Sinn Féin believes Assembly election will suit party’s interests

Arlene Foster will put pressure on voters to keep First Minister’s office in DUP hands

Martin McGuinness and Arlene Foster: Given the sectarian nature of much voting, the DUP will not bleed votes to Sinn Féin. Photograph: Colm Lenaghan/Pacemaker

It seems certain now. The Irish and British governments have more or less accepted that an Assembly election is pretty much inevitable, privately acknowledging that their real focus is on the post-election process.

It’s not the future of the current Executive they are concerned about. It’s the next Executive – and whether it can be formed at all – that they are increasingly concentrating on.

The election will come about because of Sinn Féin. The party is pushing for an election not just because of the “cash for ash” scandal, but because it believes such a course is in its interests. These include both its narrow political interests as well as the broader nationalist and equality agenda (as defined by it), to which it is dedicated.

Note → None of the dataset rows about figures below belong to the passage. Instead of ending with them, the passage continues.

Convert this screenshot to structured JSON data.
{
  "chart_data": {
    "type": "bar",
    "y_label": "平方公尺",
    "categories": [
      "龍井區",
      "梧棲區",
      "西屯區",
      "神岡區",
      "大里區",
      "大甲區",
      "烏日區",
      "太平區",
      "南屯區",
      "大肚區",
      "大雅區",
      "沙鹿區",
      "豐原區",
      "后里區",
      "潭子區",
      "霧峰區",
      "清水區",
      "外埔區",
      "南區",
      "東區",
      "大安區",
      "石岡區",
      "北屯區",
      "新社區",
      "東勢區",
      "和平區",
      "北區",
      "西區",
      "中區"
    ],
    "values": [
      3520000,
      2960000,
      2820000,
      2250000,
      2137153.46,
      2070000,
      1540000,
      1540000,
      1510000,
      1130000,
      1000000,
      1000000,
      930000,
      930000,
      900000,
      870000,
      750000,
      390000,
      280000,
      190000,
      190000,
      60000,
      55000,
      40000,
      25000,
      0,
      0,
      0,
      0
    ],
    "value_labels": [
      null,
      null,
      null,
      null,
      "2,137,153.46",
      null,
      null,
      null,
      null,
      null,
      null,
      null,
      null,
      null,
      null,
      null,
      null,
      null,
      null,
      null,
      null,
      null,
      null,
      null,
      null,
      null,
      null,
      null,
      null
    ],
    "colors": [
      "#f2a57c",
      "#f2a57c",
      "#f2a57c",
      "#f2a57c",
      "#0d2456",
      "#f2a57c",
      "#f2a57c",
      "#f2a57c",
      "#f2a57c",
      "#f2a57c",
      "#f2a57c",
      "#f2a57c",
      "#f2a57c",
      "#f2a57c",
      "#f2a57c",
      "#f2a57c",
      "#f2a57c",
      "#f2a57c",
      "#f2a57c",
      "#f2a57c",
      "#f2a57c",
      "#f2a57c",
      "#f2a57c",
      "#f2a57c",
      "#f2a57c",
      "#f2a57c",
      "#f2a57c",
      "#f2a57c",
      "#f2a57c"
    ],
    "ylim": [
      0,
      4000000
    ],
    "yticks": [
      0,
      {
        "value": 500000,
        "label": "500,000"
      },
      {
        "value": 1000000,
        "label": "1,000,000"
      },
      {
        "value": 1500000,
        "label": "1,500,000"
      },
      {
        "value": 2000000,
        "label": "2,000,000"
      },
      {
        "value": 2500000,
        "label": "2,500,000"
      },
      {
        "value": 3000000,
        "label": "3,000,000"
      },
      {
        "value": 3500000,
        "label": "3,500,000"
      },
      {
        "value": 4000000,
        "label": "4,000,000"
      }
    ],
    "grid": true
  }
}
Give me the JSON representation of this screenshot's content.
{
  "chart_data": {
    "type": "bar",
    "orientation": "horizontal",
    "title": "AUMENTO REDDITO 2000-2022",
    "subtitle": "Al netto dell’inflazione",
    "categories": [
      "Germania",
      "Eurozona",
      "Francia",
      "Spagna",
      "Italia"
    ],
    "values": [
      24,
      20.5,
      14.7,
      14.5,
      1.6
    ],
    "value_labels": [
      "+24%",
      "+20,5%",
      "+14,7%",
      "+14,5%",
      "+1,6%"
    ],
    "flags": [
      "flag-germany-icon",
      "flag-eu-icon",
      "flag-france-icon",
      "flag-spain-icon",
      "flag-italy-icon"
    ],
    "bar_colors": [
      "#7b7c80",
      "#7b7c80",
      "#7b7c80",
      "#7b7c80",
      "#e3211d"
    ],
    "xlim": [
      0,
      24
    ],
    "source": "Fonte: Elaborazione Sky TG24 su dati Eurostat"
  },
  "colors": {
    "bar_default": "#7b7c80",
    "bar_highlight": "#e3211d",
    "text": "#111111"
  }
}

More bluntly, Sinn Féin also wishes to teach the DUP a lesson. That is how they see it.


February 23rd and March 2nd are the dates that are knocking around.

Public anger

Sinn Féin believes the DUP is under pressure because of public anger over the “cash for ash” scandal, which has broken into public consciousness in a way that the daily comings and goings of politics and Stormont do not. Voters have switched on to the issue which has to be bad for the DUP, Sinn Féin believes.

Sinn Féin also believes DUP leader and First Minister Arlene Foster is damaged by the controversy. She has certainly been receiving a great deal of criticism, including from unionist and independent quarters.

It would require a huge collapse in the DUP vote for Sinn Féin to become the largest party, and few believe such an outcome is likely. The gap between the two is currently 10 seats.

Of course, given the sectarian nature of much voting, the DUP will not bleed votes to Sinn Féin. However, it might bleed them to the Ulster Unionist Party (UUP) or to independent unionists. And in elections, just as in war, my enemy’s enemy is my friend.

Perhaps the key dynamic of the forthcoming campaign will be the extent to which Foster can persuade DUP voters annoyed by the Renewable Heat Incentive scheme to overcome their distaste in order to maintain the party’s Stormont hegemony. Keeping Sinn Féin out of the First Minister’s office will almost certainly be one of the main themes of the DUP’s campaign.

Succession plans

Martin McGuinness’s illness may have accelerated the party’s leadership’s succession plans. Whatever else 10 years of unbroken government in Stormont has yielded for Sinn Féin, it has not produced an obvious successor to McGuinness in the North in the way that Mary Lou McDonald has been groomed in the South.

The announcement that Minister for Health Michelle O’Neill will be the most senior member of the party’s team at Stormont in his absence is, according to senior Sinn Féin sources, as good a sign as any that she is likely to succeed him, though Newry and Armagh MLA Conor Murphy was the name more often mentioned earlier this week.

However, there is an unmistakable sense that this is happening before Sinn Féin is entirely ready for it. In those circumstances, fighting an election is a useful exercise for the party, giving it an external focus and also buoying up its esprit de corps.

Sinn Féin faces threats itself, of course. Northern Ireland is not immune to the anti-establishment mood sweeping western politics, and Sinn Féin is part of the political establishment in the North, like it or not. Its vote fell in last year’s Assembly election, when People Before Profit won its first seats, in West Belfast (directly at Sinn Féin’s expense) and Foyle.

However, there is little doubt that Sinn Féin wants this election. Few of the other players would say the same.